According to Bull, who said her department keeps track of data on the county's homeless, around 550 people spend the night at emergency, transition and domestic violence shelters across the county.
Each year, about 6,000 individuals will spend a night in a shelter, Bull said, and according to the most recent county homeless census taken in January, between 200 and 300 people are living on the streets.
The Planning Department receives money from the county, state and federal governments; and distributes it to outreach organizations.
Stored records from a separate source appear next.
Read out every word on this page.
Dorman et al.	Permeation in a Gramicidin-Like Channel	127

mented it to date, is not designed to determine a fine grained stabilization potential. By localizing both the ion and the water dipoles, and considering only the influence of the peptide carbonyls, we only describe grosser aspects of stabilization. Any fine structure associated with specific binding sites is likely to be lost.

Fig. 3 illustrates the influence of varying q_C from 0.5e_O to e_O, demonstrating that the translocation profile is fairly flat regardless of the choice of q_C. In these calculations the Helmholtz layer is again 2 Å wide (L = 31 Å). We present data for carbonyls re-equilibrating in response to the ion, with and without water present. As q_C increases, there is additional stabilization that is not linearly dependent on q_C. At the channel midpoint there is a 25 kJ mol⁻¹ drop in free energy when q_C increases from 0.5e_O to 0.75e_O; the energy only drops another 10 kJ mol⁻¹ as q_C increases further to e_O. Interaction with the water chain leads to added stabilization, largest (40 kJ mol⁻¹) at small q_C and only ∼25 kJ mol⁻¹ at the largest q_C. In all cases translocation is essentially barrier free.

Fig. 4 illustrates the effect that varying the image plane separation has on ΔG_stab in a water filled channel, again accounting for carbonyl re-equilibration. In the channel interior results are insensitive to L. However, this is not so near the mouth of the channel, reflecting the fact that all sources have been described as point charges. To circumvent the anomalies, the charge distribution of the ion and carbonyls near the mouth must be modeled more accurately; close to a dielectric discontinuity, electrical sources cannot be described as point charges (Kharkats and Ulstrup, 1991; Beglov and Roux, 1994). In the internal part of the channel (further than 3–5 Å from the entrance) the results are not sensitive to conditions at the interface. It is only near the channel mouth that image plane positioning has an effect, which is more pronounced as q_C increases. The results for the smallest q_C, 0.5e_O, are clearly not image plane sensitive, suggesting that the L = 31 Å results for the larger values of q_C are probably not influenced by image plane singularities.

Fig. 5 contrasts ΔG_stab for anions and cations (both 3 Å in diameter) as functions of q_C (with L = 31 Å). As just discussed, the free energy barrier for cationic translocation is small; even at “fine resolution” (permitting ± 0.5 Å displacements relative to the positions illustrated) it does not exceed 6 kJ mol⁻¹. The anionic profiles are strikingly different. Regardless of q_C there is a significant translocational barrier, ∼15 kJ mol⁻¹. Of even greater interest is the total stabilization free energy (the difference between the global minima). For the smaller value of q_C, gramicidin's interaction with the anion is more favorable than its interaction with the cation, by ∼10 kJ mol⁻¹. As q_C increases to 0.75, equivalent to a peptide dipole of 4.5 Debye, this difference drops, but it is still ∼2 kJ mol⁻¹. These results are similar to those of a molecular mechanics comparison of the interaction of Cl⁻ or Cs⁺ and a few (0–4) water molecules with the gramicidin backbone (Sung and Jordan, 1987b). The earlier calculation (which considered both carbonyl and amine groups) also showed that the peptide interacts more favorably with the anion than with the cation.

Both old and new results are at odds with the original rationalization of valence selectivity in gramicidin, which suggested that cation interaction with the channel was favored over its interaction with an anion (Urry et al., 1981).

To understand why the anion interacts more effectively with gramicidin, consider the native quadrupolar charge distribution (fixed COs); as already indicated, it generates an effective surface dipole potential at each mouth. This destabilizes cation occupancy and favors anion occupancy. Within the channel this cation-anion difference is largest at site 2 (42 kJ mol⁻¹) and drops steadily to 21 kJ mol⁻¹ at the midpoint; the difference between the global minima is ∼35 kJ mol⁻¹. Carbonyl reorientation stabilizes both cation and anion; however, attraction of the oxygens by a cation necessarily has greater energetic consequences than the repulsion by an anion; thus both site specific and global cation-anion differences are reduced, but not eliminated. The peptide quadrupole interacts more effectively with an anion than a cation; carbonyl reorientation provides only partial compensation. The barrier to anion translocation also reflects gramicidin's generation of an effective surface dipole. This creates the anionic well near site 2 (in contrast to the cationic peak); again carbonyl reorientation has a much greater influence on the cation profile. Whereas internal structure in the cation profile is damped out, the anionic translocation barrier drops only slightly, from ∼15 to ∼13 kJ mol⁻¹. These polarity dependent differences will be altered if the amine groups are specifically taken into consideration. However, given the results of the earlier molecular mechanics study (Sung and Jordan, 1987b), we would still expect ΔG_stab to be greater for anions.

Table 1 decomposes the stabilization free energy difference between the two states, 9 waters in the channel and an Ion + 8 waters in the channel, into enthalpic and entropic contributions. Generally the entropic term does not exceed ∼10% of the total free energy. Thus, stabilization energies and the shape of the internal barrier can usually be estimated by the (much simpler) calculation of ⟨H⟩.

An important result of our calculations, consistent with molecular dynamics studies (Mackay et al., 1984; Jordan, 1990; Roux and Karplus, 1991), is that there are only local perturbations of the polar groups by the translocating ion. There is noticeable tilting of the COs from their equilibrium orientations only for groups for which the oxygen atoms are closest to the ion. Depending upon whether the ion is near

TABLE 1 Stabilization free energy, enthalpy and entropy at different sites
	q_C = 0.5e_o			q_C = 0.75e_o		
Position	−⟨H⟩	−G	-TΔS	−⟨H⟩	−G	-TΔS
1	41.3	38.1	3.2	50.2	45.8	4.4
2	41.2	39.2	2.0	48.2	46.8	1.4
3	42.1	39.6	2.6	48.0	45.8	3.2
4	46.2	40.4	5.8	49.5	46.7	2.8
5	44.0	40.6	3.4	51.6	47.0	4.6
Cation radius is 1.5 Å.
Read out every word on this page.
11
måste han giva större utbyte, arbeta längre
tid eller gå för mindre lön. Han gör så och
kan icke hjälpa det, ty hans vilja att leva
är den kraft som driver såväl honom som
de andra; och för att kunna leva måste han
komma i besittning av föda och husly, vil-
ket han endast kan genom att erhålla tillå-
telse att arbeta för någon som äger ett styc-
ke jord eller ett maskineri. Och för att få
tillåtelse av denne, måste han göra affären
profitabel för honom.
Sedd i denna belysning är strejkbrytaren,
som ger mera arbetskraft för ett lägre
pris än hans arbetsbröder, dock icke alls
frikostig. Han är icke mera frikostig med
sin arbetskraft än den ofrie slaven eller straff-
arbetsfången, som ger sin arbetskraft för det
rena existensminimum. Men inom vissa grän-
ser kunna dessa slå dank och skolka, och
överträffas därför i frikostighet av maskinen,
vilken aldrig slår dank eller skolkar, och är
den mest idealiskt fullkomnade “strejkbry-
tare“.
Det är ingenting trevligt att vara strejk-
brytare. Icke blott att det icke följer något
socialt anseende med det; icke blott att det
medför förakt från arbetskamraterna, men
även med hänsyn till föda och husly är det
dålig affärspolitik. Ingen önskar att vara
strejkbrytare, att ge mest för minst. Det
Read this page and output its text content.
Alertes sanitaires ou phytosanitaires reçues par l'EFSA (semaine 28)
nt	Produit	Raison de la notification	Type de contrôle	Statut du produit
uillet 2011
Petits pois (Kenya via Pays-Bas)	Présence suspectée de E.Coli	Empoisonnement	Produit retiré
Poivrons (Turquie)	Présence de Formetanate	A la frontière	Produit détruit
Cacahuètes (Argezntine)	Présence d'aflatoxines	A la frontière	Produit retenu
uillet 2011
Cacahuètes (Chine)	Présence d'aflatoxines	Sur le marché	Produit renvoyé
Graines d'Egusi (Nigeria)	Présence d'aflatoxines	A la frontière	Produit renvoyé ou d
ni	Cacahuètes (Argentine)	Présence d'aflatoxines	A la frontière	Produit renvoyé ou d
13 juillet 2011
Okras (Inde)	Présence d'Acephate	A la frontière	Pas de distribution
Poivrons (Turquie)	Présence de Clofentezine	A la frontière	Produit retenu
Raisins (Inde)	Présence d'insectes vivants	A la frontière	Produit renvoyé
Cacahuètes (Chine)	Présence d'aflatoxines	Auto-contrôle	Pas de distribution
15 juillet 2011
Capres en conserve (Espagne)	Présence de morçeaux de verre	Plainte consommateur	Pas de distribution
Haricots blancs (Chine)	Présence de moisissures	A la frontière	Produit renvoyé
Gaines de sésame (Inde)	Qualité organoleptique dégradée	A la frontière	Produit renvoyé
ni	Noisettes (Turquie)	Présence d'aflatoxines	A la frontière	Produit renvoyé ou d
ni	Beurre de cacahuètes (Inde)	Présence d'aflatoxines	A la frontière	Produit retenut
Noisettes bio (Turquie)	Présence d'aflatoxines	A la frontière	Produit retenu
While some do provide temporary assistance, advocates stressed that permanent solutions were necessary to get the county's homeless off the streets faster.
Sanders, the president of the BCCH board, said the organization is one of the largest homeless advocacy groups in the county.
When there was a chance for the public to ask questions after the council meeting, advocates from all across the county urged the council to help those in need.
Sherrie Watts, a resident at a YWCA shelter in Arbutus, urged the community to welcome shelters like hers into their midst.
Watts said shelters can make good neighbors and residents "strive for the best, because we've been places that none of you ever have."
After the council meeting, the group marched back across Pennsylvania Avenue for a meal and more networking at the church. Advocates marched in purple shirts, while the homeless wore red, with the words "homeward bound" written across their backs.
"That's our motto," Sanders said. "It pushes the idea that just because you're in a shelter, you are homeward bound. (The shelter) is not your last stop. Everyone has a right to affordable housing."
That support was welcome among the participants, Sanders said. He drove a van full of people to the rally from a shelter at Franklin Square Hospital.
"All the way here, they expressed their gratitude for the support they're getting," Sanders said.
Council President Tom Quirk, who represents the 1st District, said after the meeting that the efforts of those who organized and participated in the rally did not go unnoticed.
"This is a County Council that really does care, and we're listening," Quirk said.